Rising fuel prices have simultaneously increased consumer interest in electrification.
The Iran conflict pushed gasoline to $4.11 per gallon before a two-week ceasefire was announced on Tuesday.
A Leger survey of 1,659 Canadians, published by financial comparison platform Rates.ca, found that 30% are now open to purchasing an EV.
Among those interested, 56% said they would consider a Chinese-built model if the price were right.
The Pressure Builds
The forced labour issue that Champagne navigated carefully in Beijing has intensified since his return.
On Wednesday, Canada’s auto manufacturing lobby seized on fresh allegations against BYD to renew its opposition to the Chinese automaker’s market entry.
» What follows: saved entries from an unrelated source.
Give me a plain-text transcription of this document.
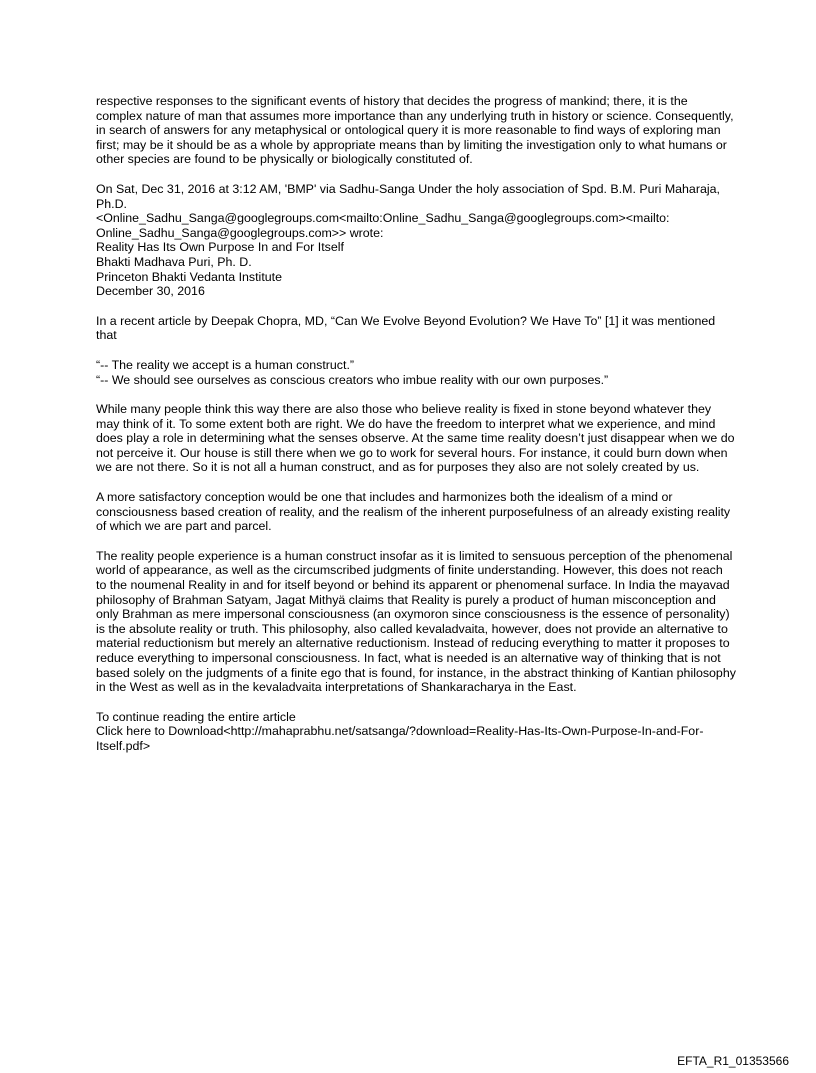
respective responses to the significant events of history that decides the progress of mankind; there, it is the complex nature of man that assumes more importance than any underlying truth in history or science. Consequently, in search of answers for any metaphysical or ontological query it is more reasonable to find ways of exploring man first; may be it should be as a whole by appropriate means than by limiting the investigation only to what humans or other species are found to be physically or biologically constituted of.

On Sat, Dec 31, 2016 at 3:12 AM, 'BMP' via Sadhu-Sanga Under the holy association of Spd. B.M. Puri Maharaja, Ph.D.
<Online_Sadhu_Sanga@googlegroups.com<mailto:Online_Sadhu_Sanga@googlegroups.com><mailto:
Online_Sadhu_Sanga@googlegroups.com>> wrote:
Reality Has Its Own Purpose In and For Itself
Bhakti Madhava Puri, Ph. D.
Princeton Bhakti Vedanta Institute
December 30, 2016

In a recent article by Deepak Chopra, MD, “Can We Evolve Beyond Evolution? We Have To” [1] it was mentioned that

“-- The reality we accept is a human construct.”
“-- We should see ourselves as conscious creators who imbue reality with our own purposes.”

While many people think this way there are also those who believe reality is fixed in stone beyond whatever they may think of it. To some extent both are right. We do have the freedom to interpret what we experience, and mind does play a role in determining what the senses observe. At the same time reality doesn’t just disappear when we do not perceive it. Our house is still there when we go to work for several hours. For instance, it could burn down when we are not there. So it is not all a human construct, and as for purposes they also are not solely created by us.

A more satisfactory conception would be one that includes and harmonizes both the idealism of a mind or consciousness based creation of reality, and the realism of the inherent purposefulness of an already existing reality of which we are part and parcel.

The reality people experience is a human construct insofar as it is limited to sensuous perception of the phenomenal world of appearance, as well as the circumscribed judgments of finite understanding. However, this does not reach to the noumenal Reality in and for itself beyond or behind its apparent or phenomenal surface. In India the mayavad philosophy of Brahman Satyam, Jagat Mithyä claims that Reality is purely a product of human misconception and only Brahman as mere impersonal consciousness (an oxymoron since consciousness is the essence of personality) is the absolute reality or truth. This philosophy, also called kevaladvaita, however, does not provide an alternative to material reductionism but merely an alternative reductionism. Instead of reducing everything to matter it proposes to reduce everything to impersonal consciousness. In fact, what is needed is an alternative way of thinking that is not based solely on the judgments of a finite ego that is found, for instance, in the abstract thinking of Kantian philosophy in the West as well as in the kevaladvaita interpretations of Shankaracharya in the East.

To continue reading the entire article
Click here to Download<http://mahaprabhu.net/satsanga/?download=Reality-Has-Its-Own-Purpose-In-and-For-Itself.pdf>

EFTA_R1_01353566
Days after Brazilian authorities added BYD to a government blacklist over what labour inspectors described as “slavery-like” conditions at a factory in Camaçari, Bahia, an upcoming report by New York-based China Labor Watch found similar conditions at BYD‘s Hungarian plant in Szeged.
CVMA President Brian Kingston called the findings “deeply concerning.”
Speaking with CBC, he said: “Canada’s auto industry can compete and win, but the playing field must be level.”
It is the same argument Champagne made in 2024 to justify the tariff he now administers the reversal of.